Actually, all of these other disciplines depend on an understanding of - if not a love of - MATH. Really, almost all knowledge depends to a greater, or lesser, degree on MATH.
Long before there were calculators, I used to love to figure out the distance to the nearest star. Alpha Centauri, we were told then, was the closest star - before it was recognized to actually be 3 stars (A, B, and Proxima Centauri). I did it with paper and pencil, and made sure to use 365 1/4 days for a year to account for Leap Year - although even this is not exact since years divisible evenly by 400 are not Leap Years.
Around 4th grade, I discovered the Quadratic Equation, and delighted in deriving it from the basic equation, (I don’t know how to type exponents on a keypad, so I will simply spell it out): aX(squared) + bX + c = 0. I did that every couple years for a long time.
And, I love playing with pi. I wrote a comment on the “I Love Pi Day” group site explaining that the proper time - as well as date - to enjoy your pie is 59 minutes and 26 seconds after 3 PM on March 14.
I also suggested that the proper pie to enjoy might be a “Transparent Pie” - an actual Southern or Appalachian dessert - since it is a contrast with pi itself which is imponderable.
I also love the concept of “squaring the circle”. In one sense, it is easy; in another larger sense, it is impossible. It is similar to the question they ask students in school: If you stand some distance - say 10 feet from a wall - and move half the distance to the wall, then half of that distance, then half of that distance, ... , ad infinitum, when will you reach the wall?
My father had a masters in Metalurgical and Chemical Engineering, and taught some basis introductory classes. Early on in the class, he would pose this question to the students: If you are driving along a two mile course and want to average 60 miles per hour over the full course, if you drove 30 miles per hour for the first mile, how fast do you need to go for the second mile?

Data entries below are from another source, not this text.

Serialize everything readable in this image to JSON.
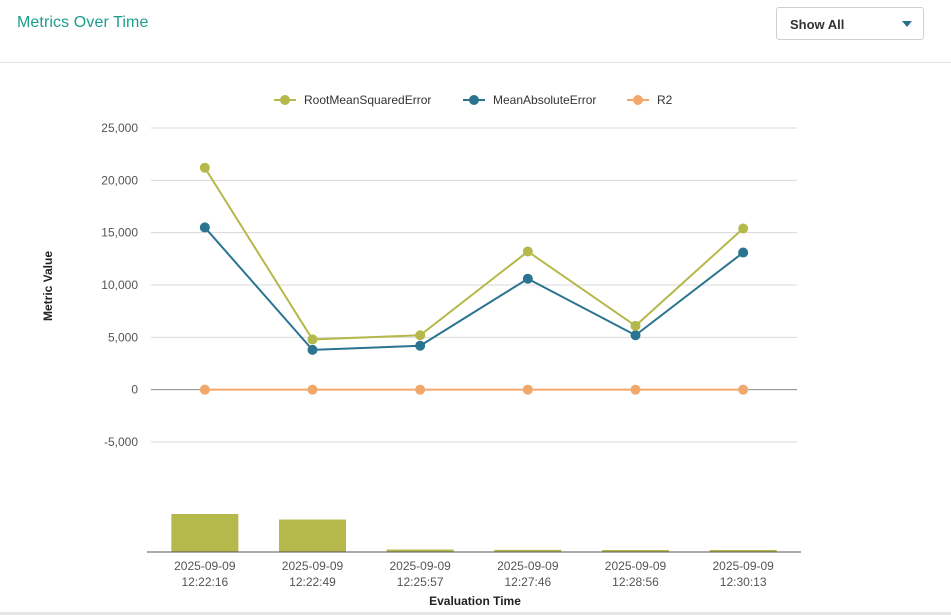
{
  "header": {
    "title": "Metrics Over Time",
    "dropdown_value": "Show All"
  },
  "chart_data": {
    "type": "line",
    "ylabel": "Metric Value",
    "xlabel": "Evaluation Time",
    "ylim": [
      -5000,
      25000
    ],
    "yticks": [
      25000,
      20000,
      15000,
      10000,
      5000,
      0,
      -5000
    ],
    "ytick_labels": [
      "25,000",
      "20,000",
      "15,000",
      "10,000",
      "5,000",
      "0",
      "-5,000"
    ],
    "categories": [
      [
        "2025-09-09",
        "12:22:16"
      ],
      [
        "2025-09-09",
        "12:22:49"
      ],
      [
        "2025-09-09",
        "12:25:57"
      ],
      [
        "2025-09-09",
        "12:27:46"
      ],
      [
        "2025-09-09",
        "12:28:56"
      ],
      [
        "2025-09-09",
        "12:30:13"
      ]
    ],
    "series": [
      {
        "name": "RootMeanSquaredError",
        "color": "#b5b84a",
        "values": [
          21200,
          4800,
          5200,
          13200,
          6100,
          15400
        ]
      },
      {
        "name": "MeanAbsoluteError",
        "color": "#2a7490",
        "values": [
          15500,
          3800,
          4200,
          10600,
          5200,
          13100
        ]
      },
      {
        "name": "R2",
        "color": "#f2a86a",
        "values": [
          0,
          0,
          0,
          0,
          0,
          0
        ]
      }
    ],
    "legend_position": "top",
    "grid": true,
    "navigator": {
      "color": "#b5b84a",
      "values": [
        21200,
        18100,
        1400,
        1200,
        800,
        700
      ]
    }
  }
}
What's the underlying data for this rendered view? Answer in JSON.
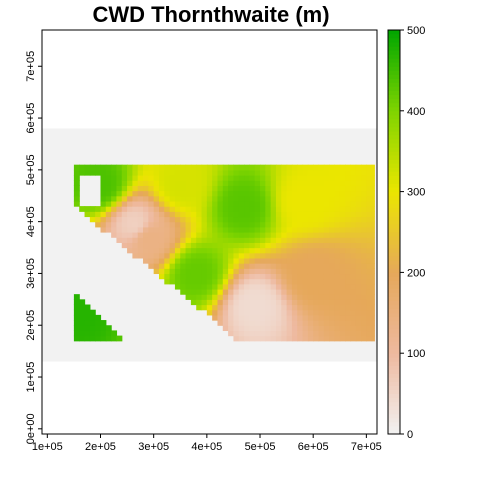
{
  "title": "CWD Thornthwaite (m)",
  "x_axis": {
    "ticks": [
      "1e+05",
      "2e+05",
      "3e+05",
      "4e+05",
      "5e+05",
      "6e+05",
      "7e+05"
    ]
  },
  "y_axis": {
    "ticks": [
      "0e+00",
      "1e+05",
      "2e+05",
      "3e+05",
      "4e+05",
      "5e+05",
      "6e+05",
      "7e+05"
    ]
  },
  "legend": {
    "ticks": [
      "0",
      "100",
      "200",
      "300",
      "400",
      "500"
    ],
    "colors": [
      "#f2f2f2",
      "#eeb99f",
      "#e6a85a",
      "#ebe600",
      "#7fd400",
      "#00a600"
    ]
  },
  "chart_data": {
    "type": "heatmap",
    "title": "CWD Thornthwaite (m)",
    "xlim": [
      90000,
      720000
    ],
    "ylim": [
      -10000,
      770000
    ],
    "value_range": [
      0,
      500
    ],
    "colorbar_ticks": [
      0,
      100,
      200,
      300,
      400,
      500
    ],
    "raster_extent": {
      "x": [
        150000,
        715000
      ],
      "y": [
        170000,
        510000
      ]
    },
    "nodata_band_extent": {
      "x": [
        90000,
        720000
      ],
      "y": [
        130000,
        580000
      ]
    },
    "hotspots": [
      {
        "x": 265000,
        "y": 395000,
        "value": 60
      },
      {
        "x": 290000,
        "y": 370000,
        "value": 140
      },
      {
        "x": 490000,
        "y": 240000,
        "value": 40
      },
      {
        "x": 600000,
        "y": 300000,
        "value": 200
      },
      {
        "x": 580000,
        "y": 440000,
        "value": 300
      },
      {
        "x": 470000,
        "y": 430000,
        "value": 430
      },
      {
        "x": 350000,
        "y": 470000,
        "value": 320
      },
      {
        "x": 200000,
        "y": 470000,
        "value": 440
      },
      {
        "x": 380000,
        "y": 300000,
        "value": 420
      },
      {
        "x": 160000,
        "y": 230000,
        "value": 470
      }
    ],
    "grid": false,
    "legend_position": "right"
  }
}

Let me know your answer. By the way, most of the students got the answer wrong because they went for the simple apparent answer. He just wanted to show them that life or science or math is not always as easy as it appears at first glance.
My dad taught me this problem when I was in 3rd or 4th grade.
Around the same time, he was trying to teach his oldest child (I was the second child) - my 6 year older sister - about imaginary and complex numbers. She just threw up her hands in despair and failed her MATH class. Seeing that I was engrossed, he taught me instead.
I started college in Electrical Engineering - with an obvious heavy concentration in MATH and science - but switched to secondary education my Junior year, and taught MATH and science at an American School in San Jose, Costa Rica, before returning to the States to attend law school.
Then, in a story much too long for this post, I became a mover/truck driver - an occupation at which I was employed for 40 years.
It was great hearing about your love of MATH.
By the way, since the original question of these posts was what hustorical figure would you like to have been in a previous life, I will give an answer suited to a love of MATH. I would love to have been Diophantus since his 3rd century book, “Arithmetica” gave name to an entire branch of MATH.